Le préjudice subi résulte du fait que pendant la période considérée les patients n'ont pas pu le contacter, pour prendre ou annuler des rendez-vous, et que l'ensemble de son activité professionnelle a nécessairement été perturbée. En l'absence de tout document comptable le préjudice peut être évalué à 3 500 euro, y compris le préjudice moral et la perte de temps, liée à la nécessité d'effectuer plusieurs démarches.

Le jugement sera donc infirmé en ce qui concerne le montant du préjudice.

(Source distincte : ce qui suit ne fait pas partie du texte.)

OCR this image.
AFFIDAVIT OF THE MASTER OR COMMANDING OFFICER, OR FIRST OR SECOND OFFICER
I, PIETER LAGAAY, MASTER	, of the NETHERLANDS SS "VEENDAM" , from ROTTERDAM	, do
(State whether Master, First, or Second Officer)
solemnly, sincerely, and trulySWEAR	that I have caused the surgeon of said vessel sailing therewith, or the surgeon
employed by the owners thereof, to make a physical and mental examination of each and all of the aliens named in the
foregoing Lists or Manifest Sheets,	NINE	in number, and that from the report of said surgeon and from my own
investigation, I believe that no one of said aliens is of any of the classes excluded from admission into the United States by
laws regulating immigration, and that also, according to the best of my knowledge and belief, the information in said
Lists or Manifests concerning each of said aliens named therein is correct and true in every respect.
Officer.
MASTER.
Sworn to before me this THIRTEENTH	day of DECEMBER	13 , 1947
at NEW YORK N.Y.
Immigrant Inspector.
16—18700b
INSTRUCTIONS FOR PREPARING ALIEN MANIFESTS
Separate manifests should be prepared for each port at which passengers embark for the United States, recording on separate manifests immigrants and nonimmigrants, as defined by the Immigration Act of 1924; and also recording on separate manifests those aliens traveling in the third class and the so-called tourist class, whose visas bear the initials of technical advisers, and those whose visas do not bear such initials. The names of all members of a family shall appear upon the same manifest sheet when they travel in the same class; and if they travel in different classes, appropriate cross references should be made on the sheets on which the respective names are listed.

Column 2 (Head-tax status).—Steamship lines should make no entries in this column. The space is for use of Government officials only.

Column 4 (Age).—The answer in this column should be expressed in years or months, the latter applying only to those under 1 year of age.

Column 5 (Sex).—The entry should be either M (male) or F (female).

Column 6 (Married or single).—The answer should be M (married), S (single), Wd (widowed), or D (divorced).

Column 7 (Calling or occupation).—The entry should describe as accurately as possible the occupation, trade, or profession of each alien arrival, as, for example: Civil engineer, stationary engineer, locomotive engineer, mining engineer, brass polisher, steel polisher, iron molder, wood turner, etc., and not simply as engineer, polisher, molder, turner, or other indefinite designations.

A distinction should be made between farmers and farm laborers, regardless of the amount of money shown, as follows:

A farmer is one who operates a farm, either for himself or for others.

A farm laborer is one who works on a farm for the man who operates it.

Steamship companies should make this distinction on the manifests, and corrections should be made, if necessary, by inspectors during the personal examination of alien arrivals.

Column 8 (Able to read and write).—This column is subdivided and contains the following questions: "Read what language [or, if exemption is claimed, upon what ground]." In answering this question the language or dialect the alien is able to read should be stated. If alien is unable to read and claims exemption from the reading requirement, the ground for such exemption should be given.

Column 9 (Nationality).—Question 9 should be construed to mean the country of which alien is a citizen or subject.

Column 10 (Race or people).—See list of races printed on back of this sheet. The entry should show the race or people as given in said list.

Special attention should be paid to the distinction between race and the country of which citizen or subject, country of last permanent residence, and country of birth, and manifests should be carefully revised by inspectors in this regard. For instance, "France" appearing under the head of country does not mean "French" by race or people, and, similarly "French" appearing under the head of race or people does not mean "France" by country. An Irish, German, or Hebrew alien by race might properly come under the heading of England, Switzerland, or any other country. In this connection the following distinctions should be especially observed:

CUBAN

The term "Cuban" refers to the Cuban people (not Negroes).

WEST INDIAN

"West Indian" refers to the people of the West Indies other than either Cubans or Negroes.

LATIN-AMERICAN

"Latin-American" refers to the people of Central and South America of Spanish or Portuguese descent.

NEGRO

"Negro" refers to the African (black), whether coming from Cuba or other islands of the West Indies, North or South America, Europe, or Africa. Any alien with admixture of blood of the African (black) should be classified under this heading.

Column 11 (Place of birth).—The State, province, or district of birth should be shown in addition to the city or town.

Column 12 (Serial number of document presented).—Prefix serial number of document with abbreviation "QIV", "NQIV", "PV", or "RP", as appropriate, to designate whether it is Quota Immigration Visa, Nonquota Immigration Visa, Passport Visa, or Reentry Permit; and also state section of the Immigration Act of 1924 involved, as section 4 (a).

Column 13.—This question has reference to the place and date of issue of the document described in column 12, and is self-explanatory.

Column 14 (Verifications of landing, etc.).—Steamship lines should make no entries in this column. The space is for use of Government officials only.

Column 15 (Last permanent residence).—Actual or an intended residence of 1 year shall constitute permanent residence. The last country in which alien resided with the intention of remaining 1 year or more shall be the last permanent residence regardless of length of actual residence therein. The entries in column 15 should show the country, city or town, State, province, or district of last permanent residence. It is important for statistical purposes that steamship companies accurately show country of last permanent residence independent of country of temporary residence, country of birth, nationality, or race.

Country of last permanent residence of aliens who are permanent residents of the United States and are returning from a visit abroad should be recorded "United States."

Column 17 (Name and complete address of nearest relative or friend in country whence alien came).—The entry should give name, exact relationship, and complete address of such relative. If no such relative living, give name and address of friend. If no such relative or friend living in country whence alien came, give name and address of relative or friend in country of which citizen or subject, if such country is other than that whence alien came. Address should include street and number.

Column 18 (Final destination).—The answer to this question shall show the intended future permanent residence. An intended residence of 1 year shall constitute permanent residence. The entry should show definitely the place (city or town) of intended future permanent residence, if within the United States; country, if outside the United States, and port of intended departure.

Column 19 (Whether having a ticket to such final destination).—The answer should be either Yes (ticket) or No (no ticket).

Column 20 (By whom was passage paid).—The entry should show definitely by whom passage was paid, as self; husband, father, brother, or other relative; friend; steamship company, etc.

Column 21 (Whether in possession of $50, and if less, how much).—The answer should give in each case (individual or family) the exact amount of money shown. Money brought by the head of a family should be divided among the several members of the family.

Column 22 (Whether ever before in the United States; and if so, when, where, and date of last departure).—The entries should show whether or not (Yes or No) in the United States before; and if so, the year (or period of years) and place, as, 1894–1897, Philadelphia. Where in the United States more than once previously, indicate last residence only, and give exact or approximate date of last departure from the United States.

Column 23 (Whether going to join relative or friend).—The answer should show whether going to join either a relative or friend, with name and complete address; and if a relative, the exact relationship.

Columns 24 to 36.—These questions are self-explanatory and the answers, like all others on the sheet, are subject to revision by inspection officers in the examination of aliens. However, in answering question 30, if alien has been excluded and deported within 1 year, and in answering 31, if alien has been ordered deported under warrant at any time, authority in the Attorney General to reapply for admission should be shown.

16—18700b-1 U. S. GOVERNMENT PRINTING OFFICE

La société Bouygues Telecom, qui succombe sur le principe de l'indemnisation, versera la somme de 2 000 euro en application de l'article 700 du Code de procédure civile à M. Colonna d'Istria de Cinarca.

Par ces motifs, LA COUR, Confirme le jugement déféré sauf en ce qui concerne le montant de la condamnation au titre du préjudice financier et au titre des dommages-intérêts, Statuant à nouveau de ce seul chef, Condamne la SA Bouygues Telecom à payer à M. Colonna d'Istria de Cinarca la somme de trois mille cinq cents euro (3 500 euro) toutes causes de préjudices confondues, Y ajoutant, Condamne la SA Bouygues Telecom à payer à M. Colonna d'Istria de Cinarca la somme de deux mille euro (2 000 euro) en vertu de l'article 700 du Code de procédure civile, Condamne la SA Bouygues Telecom aux dépens.